Mais tout cela, c'est de la façade ! C'est ce que nous montre (ou plutôt nous force à découvrir) William Faulkner dans Absalon Absalon (paru en 1936).
Nous avons un enfant blanc et pauvre traumatisé et humilié d'avoir été éconduit par un esclave noir à la belle livrée de valet lui interdisant l'accès à l'entrée principale d'une maison de planteur où il devait porter un message. Thomas Sutpen, devenu jeune homme, se jure d'établir une dynastie de planteurs blancs dans un immense domaine qu'il acquiert on ne sait comment à Jefferson où il s'établit avant son second mariage. Après s'être marié auparavant avec Eulalie Bon, une femme qui, horreur, avait tout au plus un huitième de sang noir ainsi que l'a découvert une fois marié Thomas, mais avec laquelle il a eu un fils, Charles, il la répudie après avoir assuré son avenir financier et épouse Ellen, blanche garantie à 100 % d'une famille respectable de Jefferson, avec laquelle il a un garçon, Henry, et une fille, Judith.
De plus il fait un enfant, Clytie, à une esclave noire de sa plantation, ainsi qu'à Millie, une très jeune petite-fille d'un noir vivant dans le domaine.
Son premier fils, Charles Bon, presque blanc, fait à une femme noire un fils, Charles-Étienne Bon, lequel fait de même à une autre femme noire un fils, Jim Bon.
Nous nous trouvons finalement avec un climat quasi incestueux dans cette famille, avec entre autres la proximité au moins d'esprit entre le fils Henry et la fille Judith de Thomas et Ellen Sutpen, ou encore entre Henry et Charles Bon (que Henry ignore longtemps être son demi-frère).
Dans ces circonstances les différents drames et morts violentes auxquels nous assistons aboutiront peut-être à la pérennité de la lignée Sutpen à la tête de la plantation, mais en tout cas sans que cette lignée ne puisse être blanche puisque l'héritier final ne pourra être que Jim Bond, arrière petit-fils de Thomas avec un peu plus de 50 % de sang noir.
Cette histoire nous est contée par quatre voix qui entremêlent leurs récits à tour de rôle : Rosa, soeur d'Ellen et belle-soeur de Thomas Sutpen, Mr Compson, ami de Thomas Sutpen, Quentin Compson, petit-fils du précédent, et Shreve ami de Quentin.

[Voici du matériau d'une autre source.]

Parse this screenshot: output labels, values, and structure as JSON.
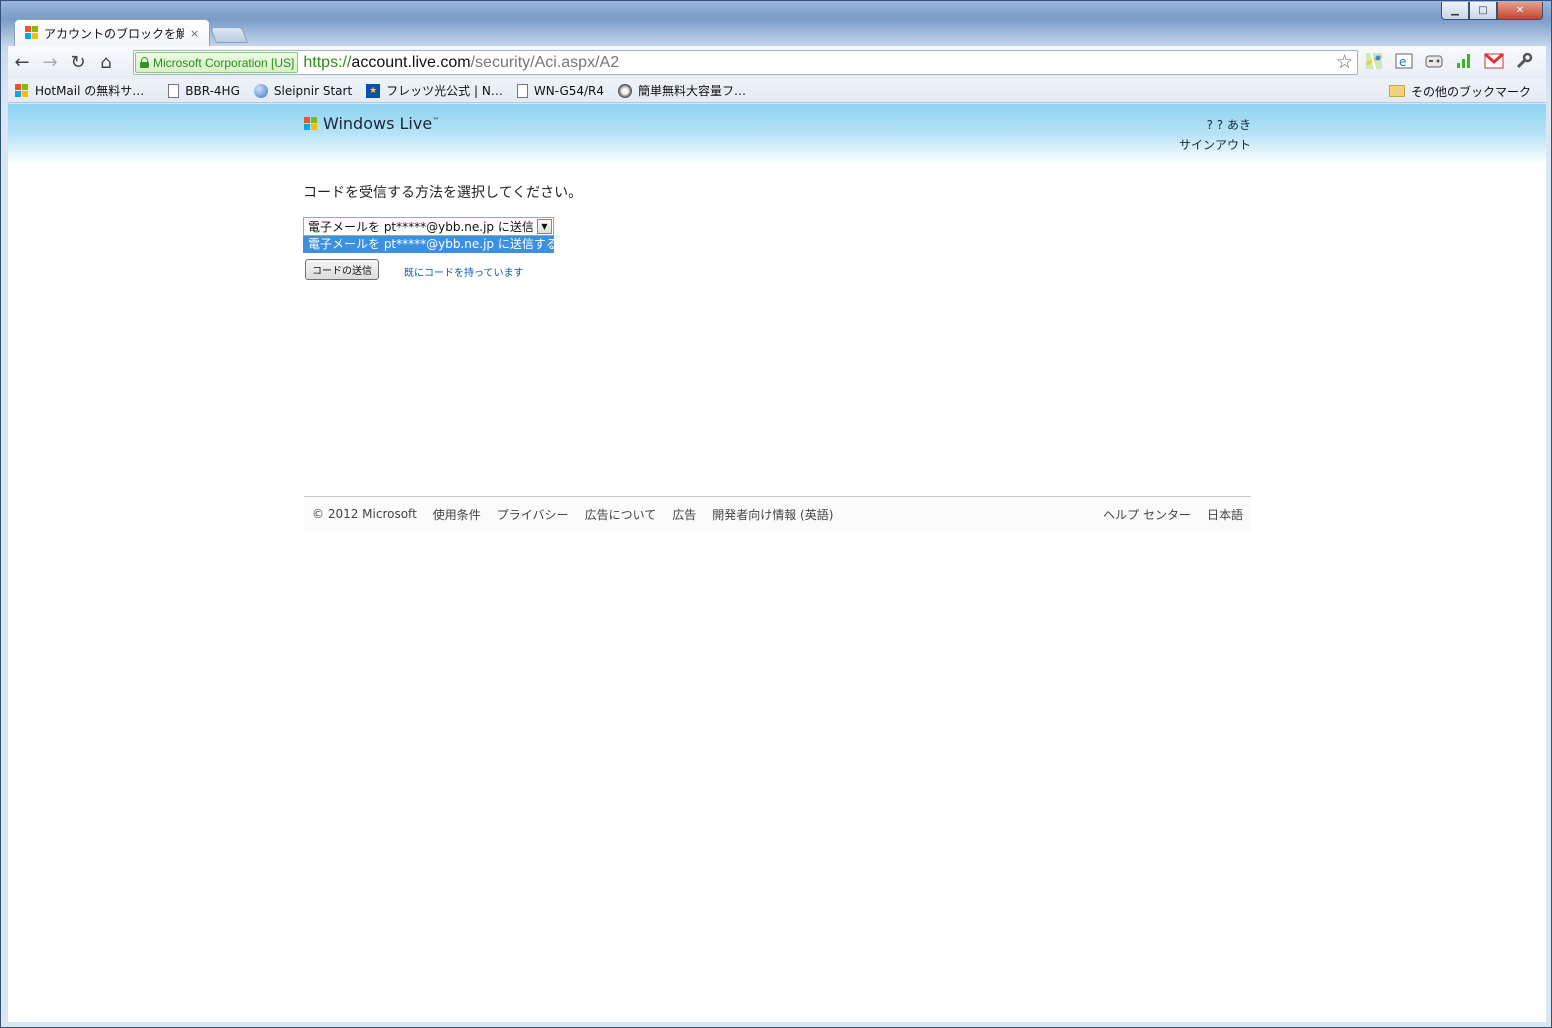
{
  "window": {
    "minimize_glyph": "▁",
    "maximize_glyph": "□",
    "close_glyph": "✕"
  },
  "tab": {
    "title": "アカウントのブロックを解除",
    "close_glyph": "×"
  },
  "toolbar": {
    "back_glyph": "←",
    "forward_glyph": "→",
    "reload_glyph": "↻",
    "home_glyph": "⌂",
    "ev_cert": "Microsoft Corporation [US]",
    "url_scheme": "https://",
    "url_host": "account.live.com",
    "url_path": "/security/Aci.aspx/A2",
    "star_glyph": "☆",
    "extensions": [
      "maps-icon",
      "ie-tab-icon",
      "gamepad-icon",
      "signal-icon",
      "gmail-icon",
      "wrench-icon"
    ]
  },
  "bookmarks": {
    "items": [
      {
        "label": "HotMail の無料サ…",
        "icon": "windows-flag-icon"
      },
      {
        "label": "BBR-4HG",
        "icon": "page-icon"
      },
      {
        "label": "Sleipnir Start",
        "icon": "globe-icon"
      },
      {
        "label": "フレッツ光公式 | N…",
        "icon": "flets-icon"
      },
      {
        "label": "WN-G54/R4",
        "icon": "page-icon"
      },
      {
        "label": "簡単無料大容量フ…",
        "icon": "ship-icon"
      }
    ],
    "other": "その他のブックマーク"
  },
  "header": {
    "logo_text": "Windows Live",
    "logo_tm": "™",
    "user_name": "? ?  あき",
    "sign_out": "サインアウト"
  },
  "main": {
    "prompt": "コードを受信する方法を選択してください。",
    "select_value": "電子メールを pt*****@ybb.ne.jp に送信する",
    "select_option": "電子メールを pt*****@ybb.ne.jp に送信する",
    "send_button": "コードの送信",
    "have_code_link": "既にコードを持っています"
  },
  "footer": {
    "links_left": [
      "© 2012 Microsoft",
      "使用条件",
      "プライバシー",
      "広告について",
      "広告",
      "開発者向け情報 (英語)"
    ],
    "links_right": [
      "ヘルプ センター",
      "日本語"
    ]
  }
}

Avec cette habilité de construction nous retrouvons aussi d'autres caractéristiques de William Faulkner, comme le fait de cacher, ou de dévoiler par bribe et progressivement ce qu'il veut montrer, quasiment en creux donc, comme le fait que les narrateurs, à plusieurs, regardent toujours en arrière, vers le passé parfois lointain, et jamais vers le présent et encore moins vers l'avenir. Est-ce pour témoigner que cette société sudiste a complètement sombré après la guerre de Sécession ? Est-ce le contrecoup du hiatus béant entre les idéaux de noble pureté affichés par la société sudiste et la réalité du comportement de ses membres (relations entre blancs et noirs, inceste et homosexualité latents) ?
Tout ceci est exprimé d'une façon très élaborée et, dirait-on, très travaillée par William Faulkner, dans une langue riche et variée, avec un style dense, plein d'images, à base de longues phrases et de paragraphes imposants, n'hésitant pas, par exemple, aux répétitions rapprochées, comme si l'auteur voulait faire progresser son propos par à-coups successifs, à la façon de vagues à l'assaut d'une côte, différentes mais toujours mêmes.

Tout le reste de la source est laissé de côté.